Abstract

Three repeated signal-averaged electrocardiographic (ECG) recordings were made in 40 subjects (15 healthy volunteers. 10 patients with ventricular tachycardia without apparent heart disease and 15 patients with ventricular tachycardia after myocardial infarction). In each subject, the three recordings were made within 25 min. The recordings were subsequently analyzed by 1) the conventional time domain method of signal-averaged ECG analysis with use of filter settings of 25 to 250 Hz and 40 to 250 Hz, 2) a spectral analysis method computing the energy area within the spectral boundaries of 40 to 140 Hz and the ratio between the energies of areas within the boundaries 40 to 140 Hz and 0 to 40 Hz, and 3) spectral temporal mapping computing the “normality factor.”The study compared the reproducibility of these three approaches to the analysis of signal-averaged ECGs. First, the reproducibility of the diagnostic conclusions (that is, of the diagnosis of late potentials) was compared for the time domain method and for spectral temporal mapping.

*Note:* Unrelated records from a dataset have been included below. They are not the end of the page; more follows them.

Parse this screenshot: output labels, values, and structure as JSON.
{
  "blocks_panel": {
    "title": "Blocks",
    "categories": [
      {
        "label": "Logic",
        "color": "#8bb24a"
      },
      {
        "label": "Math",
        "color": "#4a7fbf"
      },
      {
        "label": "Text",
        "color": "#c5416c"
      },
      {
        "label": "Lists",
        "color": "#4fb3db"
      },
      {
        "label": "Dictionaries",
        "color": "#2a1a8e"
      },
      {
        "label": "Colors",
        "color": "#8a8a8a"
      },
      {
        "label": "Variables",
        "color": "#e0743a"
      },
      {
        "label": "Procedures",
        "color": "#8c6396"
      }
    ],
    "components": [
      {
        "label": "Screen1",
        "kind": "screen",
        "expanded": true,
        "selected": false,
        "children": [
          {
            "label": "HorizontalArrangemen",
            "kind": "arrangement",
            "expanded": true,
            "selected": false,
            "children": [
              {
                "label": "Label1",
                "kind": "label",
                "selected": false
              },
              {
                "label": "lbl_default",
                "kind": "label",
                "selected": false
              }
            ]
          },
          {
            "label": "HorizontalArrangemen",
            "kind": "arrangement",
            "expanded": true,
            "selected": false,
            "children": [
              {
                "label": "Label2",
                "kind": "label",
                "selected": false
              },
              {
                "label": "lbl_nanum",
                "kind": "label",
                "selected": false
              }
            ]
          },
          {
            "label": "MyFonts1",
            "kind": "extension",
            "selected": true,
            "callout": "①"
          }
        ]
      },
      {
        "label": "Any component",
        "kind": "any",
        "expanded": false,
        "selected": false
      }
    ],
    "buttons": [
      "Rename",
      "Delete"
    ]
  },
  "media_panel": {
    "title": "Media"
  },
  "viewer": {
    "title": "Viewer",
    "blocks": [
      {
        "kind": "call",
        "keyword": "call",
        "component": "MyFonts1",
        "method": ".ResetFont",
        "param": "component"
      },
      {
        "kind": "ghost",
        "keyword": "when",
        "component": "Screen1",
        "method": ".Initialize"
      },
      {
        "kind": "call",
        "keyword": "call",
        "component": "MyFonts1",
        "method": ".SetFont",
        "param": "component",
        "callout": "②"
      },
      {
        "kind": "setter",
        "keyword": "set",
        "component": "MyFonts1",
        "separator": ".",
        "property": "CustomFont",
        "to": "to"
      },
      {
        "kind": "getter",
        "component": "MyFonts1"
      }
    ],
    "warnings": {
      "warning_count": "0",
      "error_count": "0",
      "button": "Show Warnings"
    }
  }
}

Second, the reproducibility of the numeric values of individual indexes provided by different methods was compared for all methods by computing the ratios between standard deviations of measurements in individual patients and standard deviation of all measurements.The reproducibility of diagnostic conclusions was significantly higher for the time domain method than for spectral temporal mapping (p < 0.05, sign test). The numeric reproducibility of the normality factors produced by spectral temporal mapping was significantly lower than the numeric reproducibility of the values of all indexes provided by time domain, spectral area and spectral area ratio methods (p < 0.05 to 0.00005, Wilcoxon tests). Spectral temporal mapping was the least reproducible method for the analysis of signal-averaged ECGs.